Кухарка… что же связанное с кухаркой? Конечно же, кастрюля. Что с кастрюлей? Может, Полина ночью приходила именно за кастрюлей? Но как поглядишь, если Марта возвышается над тобой и глаз с тебя не спускает?
Лидочке бы удалось изгнать из головы мысль о Полине, если, надевая халатик, чтобы бежать в туалетную, она не увидела бы на нем след крови — полоску, оставленную вчера. Даже затошнило. Захотелось тут же улечься обратно в постель и, дождавшись, пока Марта уйдет, быстро собрать свои вещи и бежать отсюда.
Но Марта не собиралась уходить без Лидочки.
— Скорее, скорее, ты не представляешь, какой он поднимет скандал! Он будет требовать нашего изгнания — так уже было, — и пропадут наши денежки за путевки, не говоря уж о письме в местком. За безнравственное поведение. Самое уморительное, что я, кроме него, ни с кем безнравственным поведением не занималась. Где справедливость, граждане судьи?
Стараясь не глядеть на полоску крови на халате, Лидочка надела его, потом опустилась на колени и полезла под свою кровать, чтобы поглядеть, стоит ли там злополучная кастрюля. Но ничего увидеть толком не успела, потому что Марта требовательно заявила:
— Не будь дурой, Иваницкая! Твои туфли стоят у моих ног. Только последний идиот будет искать их под кроватью.
Так что пришлось обуваться под строгим взглядом Марты.
В умывальной, куда они пришли последними, Марта все торопила Лиду, и Лида поняла, что любовница самого президента настолько трепещет его гнева и изгнания, что не смеет войти в столовую одна, без Лиды. И когда они шли в столовую, Марта подгоняла Лиду, как надсмотрщик — дядю Тома, Марта дала ей понять, что теперь, добившись своего — сладкого тела Марты Ильиничны, — Филиппов постарается выжить ее из санатория, опасаясь, что она проговорится кому-нибудь об их близости и уменьшит его шансы в будущем удержать место. Оказывается, выборная должность президента республики курировалась ГПУ, точнее, отделом товарища Алмазова, потому что в Узкое порой привозили иностранные делегации и отдельных выдающихся представителей зарубежной научной и литературной мысли — так что президент Санузии не мог быть случайным человеком.

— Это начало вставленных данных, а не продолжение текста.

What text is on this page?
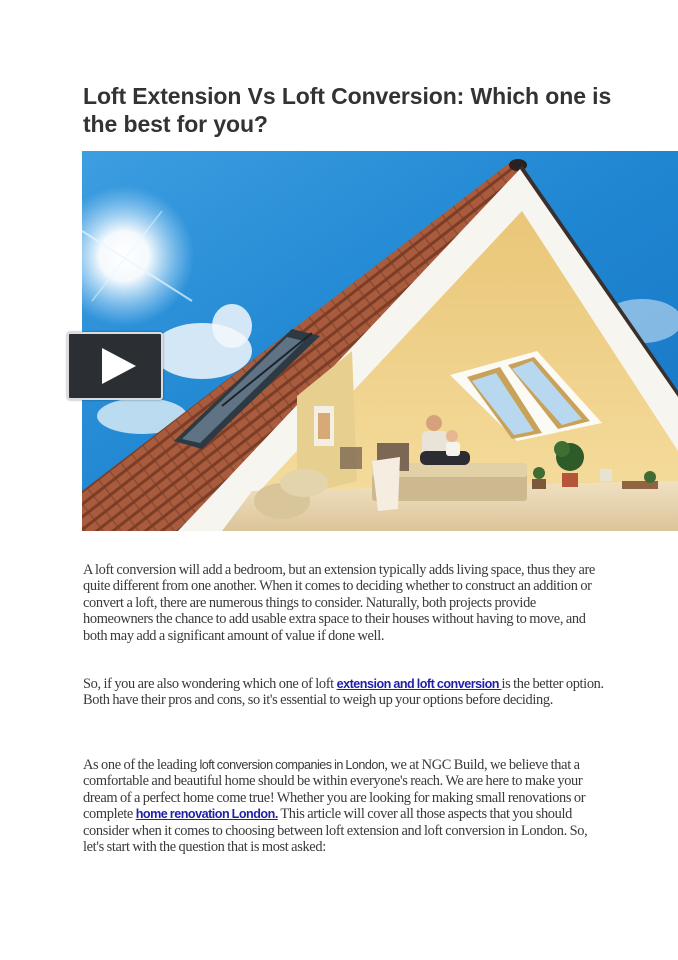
Loft Extension Vs Loft Conversion: Which one is the best for you?

A loft conversion will add a bedroom, but an extension typically adds living space, thus they are quite different from one another. When it comes to deciding whether to construct an addition or convert a loft, there are numerous things to consider. Naturally, both projects provide homeowners the chance to add usable extra space to their houses without having to move, and both may add a significant amount of value if done well.

So, if you are also wondering which one of loft extension and loft conversion is the better option. Both have their pros and cons, so it's essential to weigh up your options before deciding.

As one of the leading loft conversion companies in London, we at NGC Build, we believe that a comfortable and beautiful home should be within everyone's reach. We are here to make your dream of a perfect home come true! Whether you are looking for making small renovations or complete home renovation London. This article will cover all those aspects that you should consider when it comes to choosing between loft extension and loft conversion in London. So, let's start with the question that is most asked:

Лидочка шла в столовую, не думая о Полине и о ночных делах. Ею овладела странная тупость, ей было все равно, куда она идет и почему, и ее даже удивило обычное утреннее веселье в столовой, смех и громкие голоса молодежи на «камчатке», ее изумило то, что ничего не подозревающий Пастернак мирно беседовал с какой-то толстой дамой в пенсне, что Александрийский, хоть и был бледнее обычного, спокойно уплетал рисовую кашу, и никому не было дела до нее и Полины… А где подозреваемые? Лида поглядела на место Мати — его там не было, но тут же обнаружилось, что это открытие и гроша ломаного не стоило, потому что именно в тот момент Матя, проходя мимо Алмазова, наклонился, что-то сказав.

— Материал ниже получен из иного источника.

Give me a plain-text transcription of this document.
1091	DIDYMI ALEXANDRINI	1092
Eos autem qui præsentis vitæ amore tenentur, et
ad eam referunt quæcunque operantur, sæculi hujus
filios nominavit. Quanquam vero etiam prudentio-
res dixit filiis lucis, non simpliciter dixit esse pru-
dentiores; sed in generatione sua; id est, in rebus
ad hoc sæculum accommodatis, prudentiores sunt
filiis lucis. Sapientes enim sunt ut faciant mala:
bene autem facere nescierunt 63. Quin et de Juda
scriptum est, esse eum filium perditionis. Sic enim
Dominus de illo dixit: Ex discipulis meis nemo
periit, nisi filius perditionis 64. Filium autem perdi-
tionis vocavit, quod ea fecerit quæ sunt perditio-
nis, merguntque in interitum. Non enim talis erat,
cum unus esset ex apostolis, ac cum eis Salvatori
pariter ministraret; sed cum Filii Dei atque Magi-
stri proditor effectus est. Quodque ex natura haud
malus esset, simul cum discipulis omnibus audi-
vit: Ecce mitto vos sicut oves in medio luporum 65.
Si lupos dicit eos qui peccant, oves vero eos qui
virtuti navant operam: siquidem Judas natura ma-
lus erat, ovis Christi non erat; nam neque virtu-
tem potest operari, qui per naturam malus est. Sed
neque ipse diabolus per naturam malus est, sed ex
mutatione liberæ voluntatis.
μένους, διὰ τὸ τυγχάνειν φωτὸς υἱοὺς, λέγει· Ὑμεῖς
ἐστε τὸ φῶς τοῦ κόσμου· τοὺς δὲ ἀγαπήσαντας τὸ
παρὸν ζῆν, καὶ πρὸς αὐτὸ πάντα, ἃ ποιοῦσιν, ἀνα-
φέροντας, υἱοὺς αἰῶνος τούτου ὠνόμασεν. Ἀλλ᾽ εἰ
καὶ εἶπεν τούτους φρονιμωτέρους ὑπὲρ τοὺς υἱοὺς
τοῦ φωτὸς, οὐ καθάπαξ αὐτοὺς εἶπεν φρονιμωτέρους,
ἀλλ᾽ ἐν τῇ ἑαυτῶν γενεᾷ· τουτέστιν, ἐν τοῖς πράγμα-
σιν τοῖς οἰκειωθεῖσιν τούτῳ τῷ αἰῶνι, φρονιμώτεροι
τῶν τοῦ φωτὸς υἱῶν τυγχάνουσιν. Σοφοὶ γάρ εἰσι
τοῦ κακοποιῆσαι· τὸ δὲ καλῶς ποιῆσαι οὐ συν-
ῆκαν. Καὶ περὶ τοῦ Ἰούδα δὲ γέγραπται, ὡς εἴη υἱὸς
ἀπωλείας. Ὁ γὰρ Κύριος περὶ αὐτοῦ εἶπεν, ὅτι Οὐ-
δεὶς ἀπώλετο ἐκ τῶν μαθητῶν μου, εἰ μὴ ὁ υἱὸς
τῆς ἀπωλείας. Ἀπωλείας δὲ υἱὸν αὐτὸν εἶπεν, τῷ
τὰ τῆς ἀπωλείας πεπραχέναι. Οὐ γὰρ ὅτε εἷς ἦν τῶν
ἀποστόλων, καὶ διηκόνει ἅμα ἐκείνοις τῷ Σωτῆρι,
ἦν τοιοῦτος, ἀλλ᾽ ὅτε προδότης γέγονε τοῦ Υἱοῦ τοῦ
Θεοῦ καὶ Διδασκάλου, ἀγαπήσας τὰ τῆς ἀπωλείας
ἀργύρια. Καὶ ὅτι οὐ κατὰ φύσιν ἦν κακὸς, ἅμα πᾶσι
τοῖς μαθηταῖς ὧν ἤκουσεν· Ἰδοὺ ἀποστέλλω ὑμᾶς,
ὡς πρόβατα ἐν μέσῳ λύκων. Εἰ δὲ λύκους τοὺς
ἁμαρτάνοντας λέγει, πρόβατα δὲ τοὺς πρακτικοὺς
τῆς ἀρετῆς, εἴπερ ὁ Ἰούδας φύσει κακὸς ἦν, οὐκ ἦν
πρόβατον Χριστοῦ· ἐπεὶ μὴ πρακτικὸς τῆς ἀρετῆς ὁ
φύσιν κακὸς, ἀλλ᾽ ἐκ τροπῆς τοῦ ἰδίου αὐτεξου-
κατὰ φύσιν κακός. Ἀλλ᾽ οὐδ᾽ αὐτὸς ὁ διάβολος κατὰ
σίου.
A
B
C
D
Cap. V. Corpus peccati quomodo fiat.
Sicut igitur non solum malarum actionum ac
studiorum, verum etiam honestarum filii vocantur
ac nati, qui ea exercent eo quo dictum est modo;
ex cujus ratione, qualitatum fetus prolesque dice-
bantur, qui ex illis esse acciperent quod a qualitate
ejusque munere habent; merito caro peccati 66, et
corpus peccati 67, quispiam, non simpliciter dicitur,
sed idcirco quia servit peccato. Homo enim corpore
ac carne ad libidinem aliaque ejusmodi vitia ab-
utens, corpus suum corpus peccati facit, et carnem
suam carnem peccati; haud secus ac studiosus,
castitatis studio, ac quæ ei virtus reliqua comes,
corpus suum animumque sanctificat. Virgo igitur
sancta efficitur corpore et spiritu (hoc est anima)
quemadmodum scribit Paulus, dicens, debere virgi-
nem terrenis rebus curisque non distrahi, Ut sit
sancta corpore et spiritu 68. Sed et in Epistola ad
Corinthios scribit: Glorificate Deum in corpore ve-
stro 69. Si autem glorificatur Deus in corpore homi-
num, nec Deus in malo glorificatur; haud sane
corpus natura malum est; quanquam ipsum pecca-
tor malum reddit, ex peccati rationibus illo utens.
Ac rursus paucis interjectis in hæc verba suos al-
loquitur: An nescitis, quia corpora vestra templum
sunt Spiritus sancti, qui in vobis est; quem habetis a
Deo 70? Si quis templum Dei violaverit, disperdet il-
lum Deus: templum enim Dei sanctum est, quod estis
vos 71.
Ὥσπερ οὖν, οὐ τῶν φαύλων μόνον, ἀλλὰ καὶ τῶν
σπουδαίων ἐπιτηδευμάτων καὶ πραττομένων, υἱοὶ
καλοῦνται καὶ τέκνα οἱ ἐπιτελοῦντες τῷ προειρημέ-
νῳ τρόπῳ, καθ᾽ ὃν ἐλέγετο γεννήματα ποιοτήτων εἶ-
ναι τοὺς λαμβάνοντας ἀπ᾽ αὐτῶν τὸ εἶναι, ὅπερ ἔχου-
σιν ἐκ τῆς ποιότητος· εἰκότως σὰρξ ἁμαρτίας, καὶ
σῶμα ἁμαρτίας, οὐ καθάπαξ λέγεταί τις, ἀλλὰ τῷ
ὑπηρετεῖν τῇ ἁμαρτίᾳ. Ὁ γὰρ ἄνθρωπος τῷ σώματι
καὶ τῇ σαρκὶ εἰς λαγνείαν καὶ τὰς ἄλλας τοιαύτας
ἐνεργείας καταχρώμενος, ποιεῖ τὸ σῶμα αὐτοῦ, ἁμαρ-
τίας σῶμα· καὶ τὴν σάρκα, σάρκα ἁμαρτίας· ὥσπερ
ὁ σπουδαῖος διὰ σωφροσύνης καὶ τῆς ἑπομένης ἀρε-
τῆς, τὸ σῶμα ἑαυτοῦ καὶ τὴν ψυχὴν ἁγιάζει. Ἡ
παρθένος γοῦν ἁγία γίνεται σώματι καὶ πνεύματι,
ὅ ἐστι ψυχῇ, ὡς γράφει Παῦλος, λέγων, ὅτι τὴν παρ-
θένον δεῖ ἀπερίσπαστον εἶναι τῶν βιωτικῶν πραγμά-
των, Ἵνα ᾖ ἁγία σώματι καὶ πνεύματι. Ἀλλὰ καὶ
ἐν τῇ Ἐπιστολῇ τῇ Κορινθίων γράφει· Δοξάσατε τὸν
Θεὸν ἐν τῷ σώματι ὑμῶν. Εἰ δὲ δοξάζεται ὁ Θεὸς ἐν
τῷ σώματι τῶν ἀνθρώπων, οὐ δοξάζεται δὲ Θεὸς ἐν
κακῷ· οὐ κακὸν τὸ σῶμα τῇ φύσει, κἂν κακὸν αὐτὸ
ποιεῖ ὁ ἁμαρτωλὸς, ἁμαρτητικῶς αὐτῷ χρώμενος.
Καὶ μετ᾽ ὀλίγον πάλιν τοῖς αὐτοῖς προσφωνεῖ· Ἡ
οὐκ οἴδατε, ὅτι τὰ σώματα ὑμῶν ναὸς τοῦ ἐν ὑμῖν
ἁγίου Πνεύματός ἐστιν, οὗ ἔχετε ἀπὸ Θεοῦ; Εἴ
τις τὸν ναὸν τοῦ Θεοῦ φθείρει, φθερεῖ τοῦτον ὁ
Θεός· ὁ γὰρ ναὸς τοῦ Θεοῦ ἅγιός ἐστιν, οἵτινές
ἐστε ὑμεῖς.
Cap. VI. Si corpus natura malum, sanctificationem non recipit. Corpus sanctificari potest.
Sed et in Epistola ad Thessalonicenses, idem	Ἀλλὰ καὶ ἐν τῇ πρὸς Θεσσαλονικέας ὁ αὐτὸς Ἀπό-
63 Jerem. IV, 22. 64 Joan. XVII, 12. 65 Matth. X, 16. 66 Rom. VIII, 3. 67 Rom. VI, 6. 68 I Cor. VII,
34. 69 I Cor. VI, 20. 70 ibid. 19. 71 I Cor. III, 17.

Президент Филиппов постучал ложкой по пустой кастрюле и воскликнул:
— Второй удар гонга уже был!
— Был! — поддержали его нестройно за столами.
— Отдыхающие из девятнадцатой комнаты за два дня умудрились во второй раз безнадежно и преступно опоздать к завтраку. И если в первый раз мы ограничились выговором, то сейчас, я думаю, мы не имеем права либеральничать!
Филиппов был маленький, худенький, толстовка на нем казалась мятой и несвежей.
Лида взяла за руку замершую, как кролик перед коброй, Марту и уверенно потянула к столу.
— Вы меня слышите? — постарался рычать президент.
— Слышу, слышу, — ответила Лидочка, усаживаясь на свое место.
— Мы устроим общественный суд! — кричал президент.
— Общественный суд! Ура! — «Камчатка» буйствовала, ликовала; предстояло зрелище. В такую погоду перспектива драматического зрелища всегда радует.
Пастернак поморщился. Николай Вавилов наклонился к брату, заговорил не улыбаясь. Матя уткнулся в тарелку. Алмазов презрительно смотрел на президента, а Альбиночка смотрела на Алмазова.
— Только не бойтесь, — прошептал, склонившись к самому уху, Максим Исаевич, — мы что-нибудь придумаем.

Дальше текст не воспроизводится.